啓太、やっとうれし泣きができたね (c)朝日新聞社
啓太、やっとうれし泣きができたね (c)朝日新聞社

 永野竜太郎(33)とのプレーオフで勝っての優勝でした。ここまでの練習内容とか自分が積み上げてきたこと、それから開幕戦の「東建ホームメイトカップ」で金谷拓実(23)に1打差で優勝を奪われたこと。そういうのが彼の中で力になって、実を結んだんでしょうね。

 強い選手の共通点というのは、失敗したときのことも含めてすべてを次に向けてのステップにしてるところなんです。失敗したら何が足りなかったのか考えて、「こうなったら、こうしよう」というのがとっさにアイデアとして出てくるからこそ、プレーオフのような土壇場での力につながる。まさに啓太はそんな感じがします。

 ジュニアのころから彼のことはよく見てきましたけど、いつも一生懸命頑張ってる子で、高校生になったぐらいから彼の力が発揮され始めた。すると、あっという間に世界アマチュアランキングで1位になりました。そこへいくまでに味わった負けたり勝ったりの経験が彼のパワーになって、いまの中島啓太を作り上げた。今回の優勝で改めてそう思いました。

 来年11月の大学の試合が終わるまでプロには転向しないみたいですね。素晴らしい選択だと思います。
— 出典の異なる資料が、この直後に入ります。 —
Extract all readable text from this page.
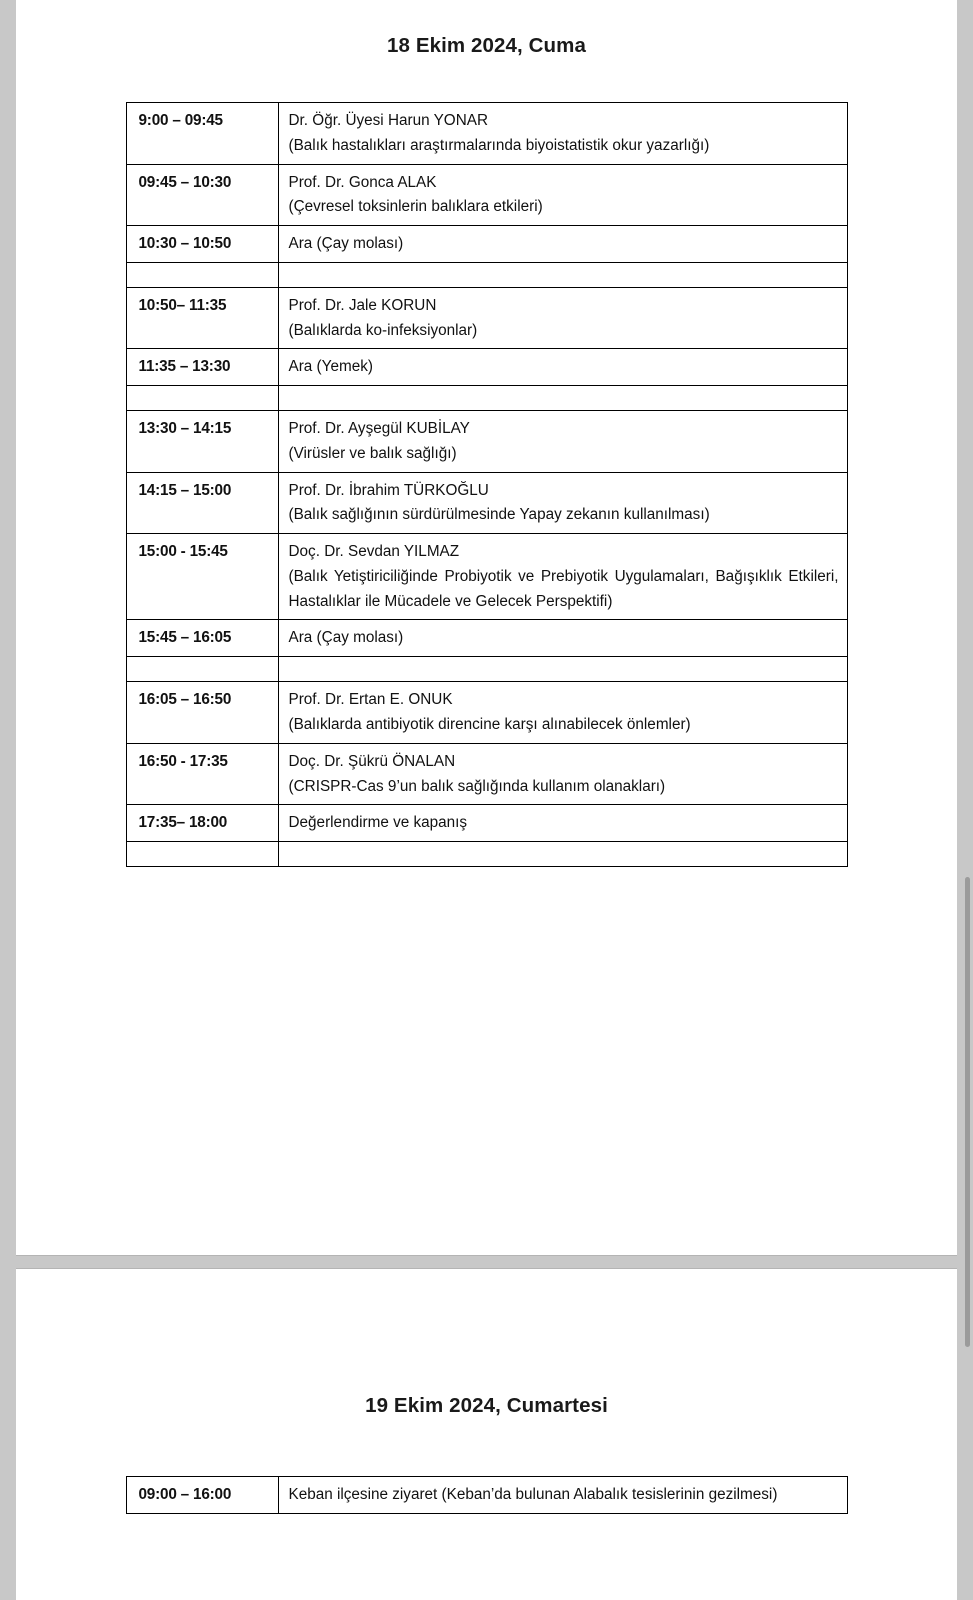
18 Ekim 2024, Cuma
9:00 – 09:45	Dr. Öğr. Üyesi Harun YONAR
(Balık hastalıkları araştırmalarında biyoistatistik okur yazarlığı)

09:45 – 10:30	Prof. Dr. Gonca ALAK
(Çevresel toksinlerin balıklara etkileri)

10:30 – 10:50	Ara (Çay molası)

10:50– 11:35	Prof. Dr. Jale KORUN
(Balıklarda ko-infeksiyonlar)

11:35 – 13:30	Ara (Yemek)

13:30 – 14:15	Prof. Dr. Ayşegül KUBİLAY
(Virüsler ve balık sağlığı)

14:15 – 15:00	Prof. Dr. İbrahim TÜRKOĞLU
(Balık sağlığının sürdürülmesinde Yapay zekanın kullanılması)

15:00 - 15:45	Doç. Dr. Sevdan YILMAZ
(Balık Yetiştiriciliğinde Probiyotik ve Prebiyotik Uygulamaları, Bağışıklık Etkileri, Hastalıklar ile Mücadele ve Gelecek Perspektifi)

15:45 – 16:05	Ara (Çay molası)

16:05 – 16:50	Prof. Dr. Ertan E. ONUK
(Balıklarda antibiyotik direncine karşı alınabilecek önlemler)

16:50 - 17:35	Doç. Dr. Şükrü ÖNALAN
(CRISPR-Cas 9’un balık sağlığında kullanım olanakları)

17:35– 18:00	Değerlendirme ve kapanış

19 Ekim 2024, Cumartesi
09:00 – 16:00	Keban ilçesine ziyaret (Keban’da bulunan Alabalık tesislerinin gezilmesi)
大学でしか経験できないこともありますし、出場権を持ってる全米、全英オープンで経験値を高めてからプロになるということですね。

 急にプロになってどうこうと慌ててないところなんかも、非常に賢いのかなと。もちろん大学でお世話になった恩返しもあると思うんですけど、そういうことを踏まえたうえで力を蓄えてプロになるという選択は大賛成ですね。

 11月の「アジアパシフィックアマチュア選手権」で優勝してマスターズの出場権を手にするのが、彼の当初からの大きな目標だそうですね。松山英樹(29)にしても金谷にしても通ってきた道ですから。やはり同じことを達成したいというのは、啓太の中で高いモチベーションになってるはずです。今回つかんだ自信をぶら下げて、しっかりと目標に向かって頑張ってほしいと思います。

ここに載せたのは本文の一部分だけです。